Delhi: Singed by spate of infernos, EDMC lays out rules to avoid landfill fires
The SOPs come as Delhi has seen an increase in landfill fires -- three major fires at Ghazipur landfill and one at Bhalswa landfill over the last two months -- amid heatwave conditions in the city
Strict ban on entry of outsiders, including waste pickers; random checks for lighters, matchbox and cigarettes; CCTV cameras; and patrol teams -- these are among the new standard operating procedures (SOP) finalised by the East Delhi Municipal Corporation (EDMC) to control fires at garbage mounds in its jurisdiction.
The SOPs come as Delhi has seen an increase in landfill fires -- three major fires at Ghazipur landfill and one at Bhalswa landfill over the last two months -- amid heatwave conditions in the city. The EDMC controls the Ghazipur landfill.
“Landfill fires cause huge air pollution and long-term health impact. Fire incidents are observed more frequently during April-June and October post monsoon. In order to minimise such incidents, the new SOP is being issued for strict compliance,” said the order issued by EDMC engineer-in-chief on May 10.
The regulations state that the entry of any unauthorised person shall be completely banned and only machine operators, drivers, transporters and personnel of contractors undertaking biomining will be allowed to enter, and any instances of trespassing will be reported to police.
The ban on entry of outsiders will also impact the business of waste pickers who segregate and recycle waste, with the regulations calling for increased vigilance during the vulnerable months when methane generation from decomposing organic waste increases, thereby causing frequent fires.
Jai Prakash Chaudhary, secretary of Safai Sena, an organisation of 12,000 waste collectors, said that the civic body should first develop material recovery centres near landfill sites and dhalaos where waste can be segregated. “Waste pickers do not cause fires.
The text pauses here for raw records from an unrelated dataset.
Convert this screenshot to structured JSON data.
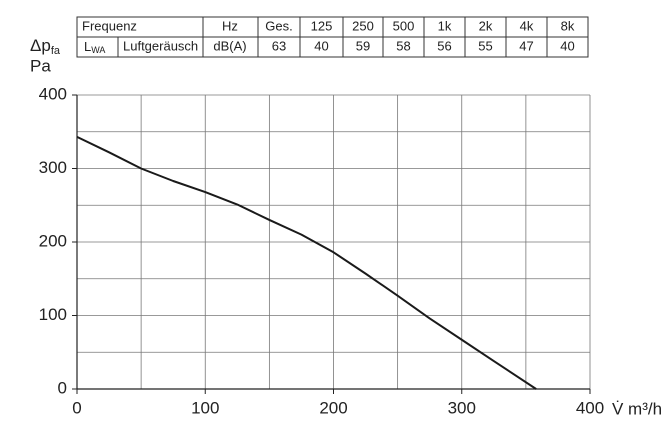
{
  "table": {
    "header": {
      "label": "Frequenz",
      "unit": "Hz",
      "bands": [
        "Ges.",
        "125",
        "250",
        "500",
        "1k",
        "2k",
        "4k",
        "8k"
      ]
    },
    "row": {
      "symbol": "L",
      "symbol_sub": "WA",
      "name": "Luftgeräusch",
      "unit": "dB(A)",
      "values": [
        63,
        40,
        59,
        58,
        56,
        55,
        47,
        40
      ]
    },
    "highlight_color": "#a3213f"
  },
  "chart_data": {
    "type": "line",
    "ylabel": "Δp",
    "ylabel_sub": "fa",
    "yunit": "Pa",
    "xlabel": "V̇ m³/h",
    "x": [
      0,
      25,
      50,
      75,
      100,
      125,
      150,
      175,
      200,
      225,
      250,
      275,
      300,
      325,
      358
    ],
    "series": [
      {
        "color": "#1a1a1a",
        "values": [
          343,
          322,
          300,
          283,
          268,
          251,
          230,
          210,
          186,
          157,
          127,
          96,
          67,
          38,
          0
        ]
      }
    ],
    "xlim": [
      0,
      400
    ],
    "ylim": [
      0,
      400
    ],
    "xticks": [
      0,
      100,
      200,
      300,
      400
    ],
    "yticks": [
      0,
      100,
      200,
      300,
      400
    ],
    "xgrid": [
      50,
      100,
      150,
      200,
      250,
      300,
      350,
      400
    ],
    "ygrid": [
      50,
      100,
      150,
      200,
      250,
      300,
      350,
      400
    ],
    "grid": true
  }
}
We do the work for improving the environment of the city by increasing recycling. MCD can develop material recovery centres where waste pickers can help them in waste segregation while also feeding their families. No one willingly wants to go on top of a landfill,” he added.
A senior municipal official said that entry of wastepickers in the landfill was already banned under the previous arrangement and that the latest SOPs only plans to strictly enforce the rule.
Spread over an area of 70 acres near Delhi-UP border, the Ghazipur landfill is one of the biggest landfills in the country, holding over eight million tonnes of accumulated legacy waste. It has witnessed four major fire incidents in this year.
The new norms also mandate the deployment of water sprinklers on the garbage mound to ensure the moisture content in dry waste is maintained at 5-25%. A reserve of construction and demolition waste will also be developed near vulnerable points for helping in fire fighting operations.
A senior municipal official from the department of environment management services (DEMS) said that an inventory of fire extinguishers, emergency lights, hose pipes and jetting machine is also being made available in Ghazipur. “We have already deployed 21 CCTV cameras and more are being added for monitoring the landfill,” the official said.
The civic body also plans to install public announcement system, siren system and improve the lighting arrangement along its periphery, state the regulations, a copy of HT has been.
Atin Biswas, a waste management expert and programme director of municipal solid waste sector in Centre for Science and Environment, said that segregation of waste should be non-negotiable for a long-term solution to the landfill crisis. “For the time being, the corporations need to carry out compaction of waste to remove air pockets and ensure inert soil layers are formed on daily basis to prevent landfill fires. The fires are not being caused due to 10-20-year-old waste. It is due to fresh waste being dumped.” he added.